The Gamblers - 1623
Oil on canvas, 83.8 x 114 cm
Minneapolis Institute of Art
This painting is yet another one of numerous works influenced by Caravaggio's masterpiece The Cardsharps (1596).
Cheating is more subtle in this work than it is in Caravaggio's painting in which the cheating element is glaringly obvious. In this painting an older man is being suckered into a game by two younger hustlers. Although their body language and facial expressions suggest cheating there is no glaring evidence of wrongdoing. Upon closer examination, however, one can discover misspotted dice. Normal dice should bear numbers 3 and 4 on opposite sides (to total 7). In this painting the numbers 3 and 4 are seen on adjoining sides. It is very likely that the artist's intention was to leave the evidence of cheating to be discovered, as opposed to being glaringly obvious as is the case in Caravaggio's painting, as well as other works influenced by Caravaggio.

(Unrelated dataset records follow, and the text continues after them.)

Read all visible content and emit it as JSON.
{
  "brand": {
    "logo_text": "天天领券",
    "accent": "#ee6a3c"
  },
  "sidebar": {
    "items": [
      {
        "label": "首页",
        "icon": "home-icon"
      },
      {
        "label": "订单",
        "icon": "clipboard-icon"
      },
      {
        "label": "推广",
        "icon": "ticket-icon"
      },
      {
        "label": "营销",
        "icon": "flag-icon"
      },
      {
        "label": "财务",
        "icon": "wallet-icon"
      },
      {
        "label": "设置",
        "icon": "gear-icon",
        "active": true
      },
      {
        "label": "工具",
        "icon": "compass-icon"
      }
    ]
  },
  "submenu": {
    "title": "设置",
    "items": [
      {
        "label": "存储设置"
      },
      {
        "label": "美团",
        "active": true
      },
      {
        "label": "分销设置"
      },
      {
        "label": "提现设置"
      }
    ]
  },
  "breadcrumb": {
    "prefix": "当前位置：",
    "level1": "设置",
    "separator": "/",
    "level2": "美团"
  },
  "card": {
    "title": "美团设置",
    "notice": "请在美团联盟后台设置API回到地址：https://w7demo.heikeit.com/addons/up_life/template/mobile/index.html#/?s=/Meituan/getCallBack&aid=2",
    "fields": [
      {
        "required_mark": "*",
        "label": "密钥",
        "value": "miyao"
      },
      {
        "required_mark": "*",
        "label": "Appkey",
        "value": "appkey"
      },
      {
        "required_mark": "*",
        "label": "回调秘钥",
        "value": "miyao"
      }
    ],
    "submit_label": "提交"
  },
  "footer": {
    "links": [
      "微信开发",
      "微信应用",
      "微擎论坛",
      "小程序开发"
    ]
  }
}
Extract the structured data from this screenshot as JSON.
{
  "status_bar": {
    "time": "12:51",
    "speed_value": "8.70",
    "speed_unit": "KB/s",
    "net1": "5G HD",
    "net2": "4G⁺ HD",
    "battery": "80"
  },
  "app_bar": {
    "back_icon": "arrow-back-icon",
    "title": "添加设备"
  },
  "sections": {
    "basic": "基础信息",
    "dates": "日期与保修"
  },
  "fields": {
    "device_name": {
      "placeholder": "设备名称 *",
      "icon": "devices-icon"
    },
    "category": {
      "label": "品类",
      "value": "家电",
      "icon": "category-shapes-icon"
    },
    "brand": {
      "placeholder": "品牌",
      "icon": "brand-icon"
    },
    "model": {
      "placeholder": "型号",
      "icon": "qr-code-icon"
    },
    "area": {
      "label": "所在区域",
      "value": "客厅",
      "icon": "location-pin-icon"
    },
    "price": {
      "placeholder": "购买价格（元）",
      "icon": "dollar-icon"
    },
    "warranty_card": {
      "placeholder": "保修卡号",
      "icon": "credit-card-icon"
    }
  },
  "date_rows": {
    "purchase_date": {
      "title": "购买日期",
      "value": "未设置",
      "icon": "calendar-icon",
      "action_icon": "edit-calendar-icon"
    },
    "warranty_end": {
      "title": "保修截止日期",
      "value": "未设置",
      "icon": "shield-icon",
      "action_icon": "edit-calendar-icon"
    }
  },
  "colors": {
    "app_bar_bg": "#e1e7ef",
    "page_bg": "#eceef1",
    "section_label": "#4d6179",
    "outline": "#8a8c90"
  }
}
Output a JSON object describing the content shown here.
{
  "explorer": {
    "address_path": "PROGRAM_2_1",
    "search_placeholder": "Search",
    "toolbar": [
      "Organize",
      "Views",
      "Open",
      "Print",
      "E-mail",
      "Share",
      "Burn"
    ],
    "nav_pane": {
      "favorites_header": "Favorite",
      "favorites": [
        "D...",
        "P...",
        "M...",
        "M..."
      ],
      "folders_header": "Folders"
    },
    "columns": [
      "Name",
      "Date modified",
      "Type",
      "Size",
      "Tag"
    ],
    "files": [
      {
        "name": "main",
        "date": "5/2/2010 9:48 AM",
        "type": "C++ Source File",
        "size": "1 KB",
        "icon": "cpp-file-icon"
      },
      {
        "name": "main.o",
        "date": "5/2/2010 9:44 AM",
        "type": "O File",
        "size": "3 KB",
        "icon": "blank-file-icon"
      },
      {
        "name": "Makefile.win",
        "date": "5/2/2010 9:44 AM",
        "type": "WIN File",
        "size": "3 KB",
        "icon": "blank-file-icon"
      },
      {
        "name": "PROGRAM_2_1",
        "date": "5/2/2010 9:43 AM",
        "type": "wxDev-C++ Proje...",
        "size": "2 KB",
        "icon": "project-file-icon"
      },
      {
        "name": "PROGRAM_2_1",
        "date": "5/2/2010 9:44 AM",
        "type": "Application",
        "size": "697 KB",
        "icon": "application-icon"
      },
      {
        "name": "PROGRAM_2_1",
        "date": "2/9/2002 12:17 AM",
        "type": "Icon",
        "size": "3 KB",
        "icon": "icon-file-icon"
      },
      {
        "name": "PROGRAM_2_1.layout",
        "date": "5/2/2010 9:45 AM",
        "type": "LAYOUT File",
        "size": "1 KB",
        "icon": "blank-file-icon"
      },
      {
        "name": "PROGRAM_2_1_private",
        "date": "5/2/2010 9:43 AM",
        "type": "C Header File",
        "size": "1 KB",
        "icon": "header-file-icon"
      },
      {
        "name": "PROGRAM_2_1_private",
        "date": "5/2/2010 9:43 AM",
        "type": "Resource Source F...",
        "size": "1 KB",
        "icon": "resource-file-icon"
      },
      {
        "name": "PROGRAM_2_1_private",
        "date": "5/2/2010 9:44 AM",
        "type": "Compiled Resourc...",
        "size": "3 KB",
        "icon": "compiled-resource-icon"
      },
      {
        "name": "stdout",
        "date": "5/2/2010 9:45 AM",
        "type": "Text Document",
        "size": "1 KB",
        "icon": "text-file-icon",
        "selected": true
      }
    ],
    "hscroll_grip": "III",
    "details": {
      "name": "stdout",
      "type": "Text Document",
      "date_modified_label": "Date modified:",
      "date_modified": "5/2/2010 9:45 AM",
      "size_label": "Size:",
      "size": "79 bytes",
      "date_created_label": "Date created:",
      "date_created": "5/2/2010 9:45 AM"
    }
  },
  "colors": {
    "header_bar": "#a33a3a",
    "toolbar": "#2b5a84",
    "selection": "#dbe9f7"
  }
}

Just as a point of interest, note the design of 17th century playing cards. The pips are larger and further apart. Also note the absence of corner indices. Unlike the playing cards used today, ancient cards did not have them. Corner indexes were introduced in the 19th century.The first indexed playing cards were produced by the Consolidated Card Company of New York, and were called "Squeezers" because players were able to hold them tight and fan them slightly, only to expose indexes. This seem natural to any card player today, but in ancient times cards were played two-handedly so that a player was able to look at the faces.